The researchers then put their capsids to the test: treating genetic muscle disease in animal models.

In the mouse model of Duchenne muscular dystrophy, which causes progressive muscle degeneration and weakness due to alterations in a protein that keeps muscles intact, MyoAAV carrying CRISPR-Cas9 led to more extensive repair of the dysfunctional gene in muscle tissue. This was compared to conventional AAV9 carrying the CRISPR components. Muscles from animals treated with MyoAAV also showed greater strength and function.

In collaboration with Alan Beggs’ lab at Boston Children’s Hospital, the research team showed that MyoAAV was also effective in treating Duchenne muscular dystrophy.

In the mouse model of X-linked myotubular myopathy, a fatal disease after about 10 weeks in mice, the researchers found that after receiving a dose 100 times lower than that of other viral vectors currently used in trials Clinically, all six mice treated with MyoAAV in the study lived as long as normal mice. In comparison, mice treated with AAV9 lived only to the age of 21 weeks.

In their final experiment, the team saw that MyoAAV designed for non-human primates delivered genes to the muscles of these animals much more efficiently than the natural capsids currently used in clinical trials. MyoAAV has also successfully introduced genes into human cells in the laboratory. The results suggest that MyoAAV can be used for muscle-directed gene delivery across different species, as various MyoAAV capsids used a similar mechanism to deliver genes to mouse and human muscle cells.

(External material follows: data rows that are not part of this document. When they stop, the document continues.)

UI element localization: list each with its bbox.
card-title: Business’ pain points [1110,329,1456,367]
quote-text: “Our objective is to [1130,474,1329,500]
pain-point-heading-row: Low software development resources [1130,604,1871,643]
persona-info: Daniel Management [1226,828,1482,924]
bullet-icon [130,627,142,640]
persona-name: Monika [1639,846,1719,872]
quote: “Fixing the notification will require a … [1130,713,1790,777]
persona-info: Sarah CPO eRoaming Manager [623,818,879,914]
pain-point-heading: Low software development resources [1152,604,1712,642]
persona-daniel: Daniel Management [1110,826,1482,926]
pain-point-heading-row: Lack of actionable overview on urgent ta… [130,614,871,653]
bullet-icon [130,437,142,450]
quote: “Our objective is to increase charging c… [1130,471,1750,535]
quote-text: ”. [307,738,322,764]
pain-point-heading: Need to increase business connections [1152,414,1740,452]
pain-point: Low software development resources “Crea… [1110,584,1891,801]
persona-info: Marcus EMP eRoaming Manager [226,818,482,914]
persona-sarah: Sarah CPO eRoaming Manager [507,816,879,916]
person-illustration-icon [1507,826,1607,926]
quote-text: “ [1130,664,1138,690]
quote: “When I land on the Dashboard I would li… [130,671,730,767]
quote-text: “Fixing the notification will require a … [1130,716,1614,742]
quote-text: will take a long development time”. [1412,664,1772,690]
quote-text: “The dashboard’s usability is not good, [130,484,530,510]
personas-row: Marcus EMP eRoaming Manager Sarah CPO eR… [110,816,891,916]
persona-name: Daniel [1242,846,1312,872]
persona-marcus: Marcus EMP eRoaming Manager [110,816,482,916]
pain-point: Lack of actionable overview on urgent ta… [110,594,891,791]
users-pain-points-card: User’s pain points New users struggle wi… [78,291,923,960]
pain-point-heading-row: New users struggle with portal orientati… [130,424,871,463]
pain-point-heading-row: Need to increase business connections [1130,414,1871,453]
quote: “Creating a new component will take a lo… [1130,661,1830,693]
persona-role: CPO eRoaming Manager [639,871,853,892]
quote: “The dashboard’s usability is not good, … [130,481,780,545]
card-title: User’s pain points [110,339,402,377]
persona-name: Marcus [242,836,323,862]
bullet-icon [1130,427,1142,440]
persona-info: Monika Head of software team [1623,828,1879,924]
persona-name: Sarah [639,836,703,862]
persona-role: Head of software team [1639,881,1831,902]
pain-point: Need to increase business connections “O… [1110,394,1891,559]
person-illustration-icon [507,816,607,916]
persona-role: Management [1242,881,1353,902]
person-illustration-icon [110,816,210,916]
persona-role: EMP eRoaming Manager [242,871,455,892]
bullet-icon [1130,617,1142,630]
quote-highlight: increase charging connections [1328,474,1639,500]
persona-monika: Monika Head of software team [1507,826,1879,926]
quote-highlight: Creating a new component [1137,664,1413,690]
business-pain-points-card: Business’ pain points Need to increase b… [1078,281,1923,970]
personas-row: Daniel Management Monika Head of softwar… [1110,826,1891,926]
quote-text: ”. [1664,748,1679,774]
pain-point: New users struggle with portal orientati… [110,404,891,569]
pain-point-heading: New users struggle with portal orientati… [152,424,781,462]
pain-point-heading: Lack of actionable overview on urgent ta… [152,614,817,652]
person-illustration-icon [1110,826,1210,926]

The next steps are to use the data from the study and examine how the system can be used to enable effective drug development for patients.

“We have a tremendous amount of information on this class of vectors from which the field can initiate many exciting new studies,” said Wagers.

Support for this research was provided in part by an anonymous philanthropic donation, the Howard Hughes Medical Institute, Sarepta Therapeutics, the Broad Institute’s Chemical Biology and Therapeutic Sciences program, the American Society of Gene & Cell Therapy, the National Institutes of Health, the Glenn Foundation, the Muscular Dystrophy Association USA, and the Anderson Family Foundation.